En una nota de El Diario de La Paz, el diputado disidente del Movimiento al Socialismo (MAS), Ever Moya, observó que la Ley de Aduanas 1990 no le faculta a realizar el decomiso de vehículos indocumentados en áreas urbanos (zona secundaria), razón por la cual demandó que la entidad estatal más bien debiera implantar la militarización y control más estricto de las fronteras con la finalidad de evitar el ingreso del contrabando y principalmente de vehículos sin registro aduanero.

De acuerdo con la documentación presentada por Moya, en el territorio nacional existen varias poblaciones donde arriban los vehículos indocumentados, como ocurre en las localidades de Challapata, Yungas, Alto Beni, Pisiga, entre otras.
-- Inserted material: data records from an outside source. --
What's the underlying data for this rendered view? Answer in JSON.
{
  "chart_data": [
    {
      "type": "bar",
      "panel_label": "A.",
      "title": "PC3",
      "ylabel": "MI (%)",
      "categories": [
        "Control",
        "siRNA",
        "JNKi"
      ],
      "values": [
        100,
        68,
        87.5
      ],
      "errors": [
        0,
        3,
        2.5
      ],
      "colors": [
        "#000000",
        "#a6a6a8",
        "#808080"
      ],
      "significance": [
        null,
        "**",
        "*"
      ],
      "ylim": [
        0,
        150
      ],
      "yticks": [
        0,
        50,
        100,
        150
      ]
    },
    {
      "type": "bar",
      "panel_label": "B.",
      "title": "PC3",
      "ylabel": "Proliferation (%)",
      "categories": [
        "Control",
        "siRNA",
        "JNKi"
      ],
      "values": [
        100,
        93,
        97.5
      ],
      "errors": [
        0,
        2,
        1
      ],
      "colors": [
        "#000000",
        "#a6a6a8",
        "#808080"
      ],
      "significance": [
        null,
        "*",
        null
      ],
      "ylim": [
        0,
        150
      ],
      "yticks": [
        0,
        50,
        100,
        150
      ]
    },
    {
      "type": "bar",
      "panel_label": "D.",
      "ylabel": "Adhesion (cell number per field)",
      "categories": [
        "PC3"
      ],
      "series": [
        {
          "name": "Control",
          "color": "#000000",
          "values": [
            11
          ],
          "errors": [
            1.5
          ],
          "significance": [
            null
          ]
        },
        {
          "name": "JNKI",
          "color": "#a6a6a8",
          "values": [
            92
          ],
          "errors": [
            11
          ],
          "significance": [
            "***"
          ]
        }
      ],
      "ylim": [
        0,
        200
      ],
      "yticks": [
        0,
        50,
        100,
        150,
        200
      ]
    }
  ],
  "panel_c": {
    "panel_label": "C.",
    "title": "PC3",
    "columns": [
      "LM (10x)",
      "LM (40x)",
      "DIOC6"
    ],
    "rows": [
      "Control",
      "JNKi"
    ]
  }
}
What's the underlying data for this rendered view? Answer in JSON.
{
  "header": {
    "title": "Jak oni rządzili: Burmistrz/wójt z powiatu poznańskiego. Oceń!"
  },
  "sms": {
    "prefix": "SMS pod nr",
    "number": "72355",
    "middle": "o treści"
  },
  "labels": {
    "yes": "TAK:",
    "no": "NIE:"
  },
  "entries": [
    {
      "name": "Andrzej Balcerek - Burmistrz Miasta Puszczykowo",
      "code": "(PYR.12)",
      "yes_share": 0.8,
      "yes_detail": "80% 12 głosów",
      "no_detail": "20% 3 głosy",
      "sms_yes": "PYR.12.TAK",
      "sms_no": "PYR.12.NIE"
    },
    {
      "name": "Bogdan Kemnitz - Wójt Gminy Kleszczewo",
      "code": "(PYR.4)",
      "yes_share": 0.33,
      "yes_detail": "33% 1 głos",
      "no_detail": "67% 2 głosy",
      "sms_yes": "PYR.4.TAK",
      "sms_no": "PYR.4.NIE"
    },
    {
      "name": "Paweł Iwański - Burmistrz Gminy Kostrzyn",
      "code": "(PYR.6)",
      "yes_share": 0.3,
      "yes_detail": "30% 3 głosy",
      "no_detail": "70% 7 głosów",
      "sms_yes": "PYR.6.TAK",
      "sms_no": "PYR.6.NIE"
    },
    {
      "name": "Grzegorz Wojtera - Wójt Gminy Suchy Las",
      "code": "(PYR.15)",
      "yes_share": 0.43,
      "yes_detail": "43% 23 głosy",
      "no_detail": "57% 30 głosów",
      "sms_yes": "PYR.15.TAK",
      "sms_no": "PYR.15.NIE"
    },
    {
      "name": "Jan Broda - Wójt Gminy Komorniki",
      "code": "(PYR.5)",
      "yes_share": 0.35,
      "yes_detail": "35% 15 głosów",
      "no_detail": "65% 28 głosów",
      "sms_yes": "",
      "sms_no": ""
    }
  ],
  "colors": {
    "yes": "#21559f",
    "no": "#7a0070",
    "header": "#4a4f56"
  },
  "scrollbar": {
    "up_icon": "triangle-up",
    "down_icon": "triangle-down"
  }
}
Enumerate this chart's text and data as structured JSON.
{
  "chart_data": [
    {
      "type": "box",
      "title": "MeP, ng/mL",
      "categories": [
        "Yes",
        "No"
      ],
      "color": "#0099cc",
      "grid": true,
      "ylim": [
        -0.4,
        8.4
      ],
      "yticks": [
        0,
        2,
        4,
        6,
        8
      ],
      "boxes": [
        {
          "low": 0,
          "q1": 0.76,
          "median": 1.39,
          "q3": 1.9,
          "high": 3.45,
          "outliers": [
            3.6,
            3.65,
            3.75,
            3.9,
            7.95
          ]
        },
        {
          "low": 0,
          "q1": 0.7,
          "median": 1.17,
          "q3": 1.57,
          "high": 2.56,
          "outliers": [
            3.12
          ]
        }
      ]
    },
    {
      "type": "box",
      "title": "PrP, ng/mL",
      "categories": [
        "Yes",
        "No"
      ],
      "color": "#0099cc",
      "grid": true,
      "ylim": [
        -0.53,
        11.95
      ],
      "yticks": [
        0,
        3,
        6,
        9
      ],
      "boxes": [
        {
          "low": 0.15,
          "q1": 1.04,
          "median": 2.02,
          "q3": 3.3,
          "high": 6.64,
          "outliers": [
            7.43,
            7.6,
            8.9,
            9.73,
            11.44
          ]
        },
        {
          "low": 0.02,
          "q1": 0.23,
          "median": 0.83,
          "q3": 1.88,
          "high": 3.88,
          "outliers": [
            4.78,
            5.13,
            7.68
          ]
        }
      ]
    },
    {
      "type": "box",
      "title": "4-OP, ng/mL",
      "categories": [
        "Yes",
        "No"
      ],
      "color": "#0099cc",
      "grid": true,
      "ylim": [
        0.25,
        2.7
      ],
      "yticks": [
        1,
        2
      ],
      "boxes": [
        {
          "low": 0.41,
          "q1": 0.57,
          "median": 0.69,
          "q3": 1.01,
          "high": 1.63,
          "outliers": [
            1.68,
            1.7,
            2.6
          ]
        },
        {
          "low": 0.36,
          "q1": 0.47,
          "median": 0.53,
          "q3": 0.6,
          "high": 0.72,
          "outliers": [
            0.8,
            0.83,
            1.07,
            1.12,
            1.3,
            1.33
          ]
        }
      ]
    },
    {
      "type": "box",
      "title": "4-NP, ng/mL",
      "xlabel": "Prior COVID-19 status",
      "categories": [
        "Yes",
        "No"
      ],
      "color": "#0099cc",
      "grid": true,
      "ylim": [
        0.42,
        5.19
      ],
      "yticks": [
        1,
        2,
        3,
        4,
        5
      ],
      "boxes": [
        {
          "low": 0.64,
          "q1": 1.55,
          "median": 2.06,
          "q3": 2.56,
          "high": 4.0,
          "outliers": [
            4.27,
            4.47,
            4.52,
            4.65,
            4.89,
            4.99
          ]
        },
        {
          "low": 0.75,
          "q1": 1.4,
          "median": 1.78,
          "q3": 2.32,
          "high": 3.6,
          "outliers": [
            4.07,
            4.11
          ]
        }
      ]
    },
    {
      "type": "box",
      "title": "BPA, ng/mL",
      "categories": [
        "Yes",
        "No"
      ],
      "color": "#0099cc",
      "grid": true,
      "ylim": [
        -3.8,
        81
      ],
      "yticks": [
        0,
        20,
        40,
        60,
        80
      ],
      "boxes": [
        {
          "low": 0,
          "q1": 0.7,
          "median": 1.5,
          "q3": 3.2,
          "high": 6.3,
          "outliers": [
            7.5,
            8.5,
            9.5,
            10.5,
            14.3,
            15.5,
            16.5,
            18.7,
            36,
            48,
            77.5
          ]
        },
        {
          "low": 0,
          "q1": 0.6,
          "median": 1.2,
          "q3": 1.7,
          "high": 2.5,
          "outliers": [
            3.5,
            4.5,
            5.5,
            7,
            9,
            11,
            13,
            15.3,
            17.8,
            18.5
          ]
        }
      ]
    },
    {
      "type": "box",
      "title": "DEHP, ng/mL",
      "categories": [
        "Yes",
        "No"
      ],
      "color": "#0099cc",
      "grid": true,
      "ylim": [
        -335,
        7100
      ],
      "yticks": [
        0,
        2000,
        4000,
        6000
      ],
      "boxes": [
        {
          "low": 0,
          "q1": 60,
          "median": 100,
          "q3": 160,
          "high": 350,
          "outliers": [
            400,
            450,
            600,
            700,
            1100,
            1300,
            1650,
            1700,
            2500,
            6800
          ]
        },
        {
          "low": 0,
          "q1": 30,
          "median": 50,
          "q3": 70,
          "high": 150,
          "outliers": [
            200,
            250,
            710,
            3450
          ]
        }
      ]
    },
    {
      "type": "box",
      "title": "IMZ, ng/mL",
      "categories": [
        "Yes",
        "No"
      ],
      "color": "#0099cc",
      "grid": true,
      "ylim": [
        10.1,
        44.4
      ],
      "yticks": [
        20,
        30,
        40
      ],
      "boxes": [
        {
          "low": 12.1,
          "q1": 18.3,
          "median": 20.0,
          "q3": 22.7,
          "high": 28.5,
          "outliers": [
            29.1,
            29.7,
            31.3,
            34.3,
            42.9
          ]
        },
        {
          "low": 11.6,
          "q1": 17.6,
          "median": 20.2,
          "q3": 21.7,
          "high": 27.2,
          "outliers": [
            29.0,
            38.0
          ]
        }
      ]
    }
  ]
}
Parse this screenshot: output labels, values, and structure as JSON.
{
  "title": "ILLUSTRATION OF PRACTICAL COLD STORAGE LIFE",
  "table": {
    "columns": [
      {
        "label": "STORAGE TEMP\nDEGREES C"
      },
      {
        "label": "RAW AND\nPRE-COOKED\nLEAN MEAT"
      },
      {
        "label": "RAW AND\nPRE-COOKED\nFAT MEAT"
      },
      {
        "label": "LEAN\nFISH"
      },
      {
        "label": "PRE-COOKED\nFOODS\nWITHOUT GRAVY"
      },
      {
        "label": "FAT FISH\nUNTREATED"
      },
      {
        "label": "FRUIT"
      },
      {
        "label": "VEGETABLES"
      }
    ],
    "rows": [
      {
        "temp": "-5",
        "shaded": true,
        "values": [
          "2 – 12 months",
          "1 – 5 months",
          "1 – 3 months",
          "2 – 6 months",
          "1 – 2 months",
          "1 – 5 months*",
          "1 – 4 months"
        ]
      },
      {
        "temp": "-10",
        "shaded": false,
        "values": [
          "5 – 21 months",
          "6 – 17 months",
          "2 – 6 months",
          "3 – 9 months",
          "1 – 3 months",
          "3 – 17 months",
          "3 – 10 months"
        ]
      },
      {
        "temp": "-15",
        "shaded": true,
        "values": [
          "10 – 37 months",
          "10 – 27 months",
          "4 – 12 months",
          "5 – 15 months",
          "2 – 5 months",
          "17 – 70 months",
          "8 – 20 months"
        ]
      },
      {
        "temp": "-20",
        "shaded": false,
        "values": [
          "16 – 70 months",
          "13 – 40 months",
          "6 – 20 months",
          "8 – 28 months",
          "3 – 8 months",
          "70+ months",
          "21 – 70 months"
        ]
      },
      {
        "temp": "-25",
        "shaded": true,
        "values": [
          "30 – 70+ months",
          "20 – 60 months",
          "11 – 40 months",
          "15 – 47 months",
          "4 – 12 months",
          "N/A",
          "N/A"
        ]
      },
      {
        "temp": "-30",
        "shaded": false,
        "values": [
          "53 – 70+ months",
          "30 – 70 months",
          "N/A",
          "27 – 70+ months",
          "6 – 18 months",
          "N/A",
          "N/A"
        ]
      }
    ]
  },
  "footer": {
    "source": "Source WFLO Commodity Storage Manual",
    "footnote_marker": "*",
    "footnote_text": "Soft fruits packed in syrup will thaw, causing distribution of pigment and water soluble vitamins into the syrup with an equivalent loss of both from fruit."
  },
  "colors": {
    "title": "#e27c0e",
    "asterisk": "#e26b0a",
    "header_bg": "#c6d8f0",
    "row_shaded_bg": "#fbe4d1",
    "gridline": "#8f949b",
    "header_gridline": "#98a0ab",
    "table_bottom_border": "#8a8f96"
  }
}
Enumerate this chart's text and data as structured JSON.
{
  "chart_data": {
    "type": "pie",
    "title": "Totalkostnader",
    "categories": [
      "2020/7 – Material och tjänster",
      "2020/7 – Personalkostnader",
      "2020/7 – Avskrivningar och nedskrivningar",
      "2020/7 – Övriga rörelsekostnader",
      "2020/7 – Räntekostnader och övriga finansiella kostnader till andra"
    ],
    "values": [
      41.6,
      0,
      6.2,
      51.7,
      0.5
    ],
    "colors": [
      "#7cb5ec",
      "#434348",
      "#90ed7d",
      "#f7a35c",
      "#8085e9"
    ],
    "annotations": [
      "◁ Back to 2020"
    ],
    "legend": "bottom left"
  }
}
“Por lo tanto exigimos a las autoridades de la Aduana que actúen como el 2012 cuando intervino en Challapata, porque se tienen que priorizar sectores como el Chapare” pidió Moya. No es casualidad que las zonas donde hay abundancia de chutos coincide con la zonas de producción de coca.

La venta de coca y sobre todo su principal derivado que es la cocaína generan grandes utilidades para los pobladores de comunidades enteras. Lo hizo notar el mismo presidente Morales cuando visitó el Chapare y vio que las familias ahora tenían vagonetas cuatro por cuatro estacionadas en la puerta de sus casas.

La proximidad a las elecciones le da un tinte político a este problema legal y económico.

Más aun muestra el poder de la economía ilegal en el país. Si el ejército y el Umopar no pueden entrar a poner un cuartel en algunas zonas dominadas por el narcotráfico en el país es difícil que se permita el alcance de la ley y el Estado en regiones donde circulan mayormente autos chutos.

La economía informal se niega a seguir las reglas del estado y tiene la fuerza numérica como para enfrentar al estado, sobre todo en época electoral.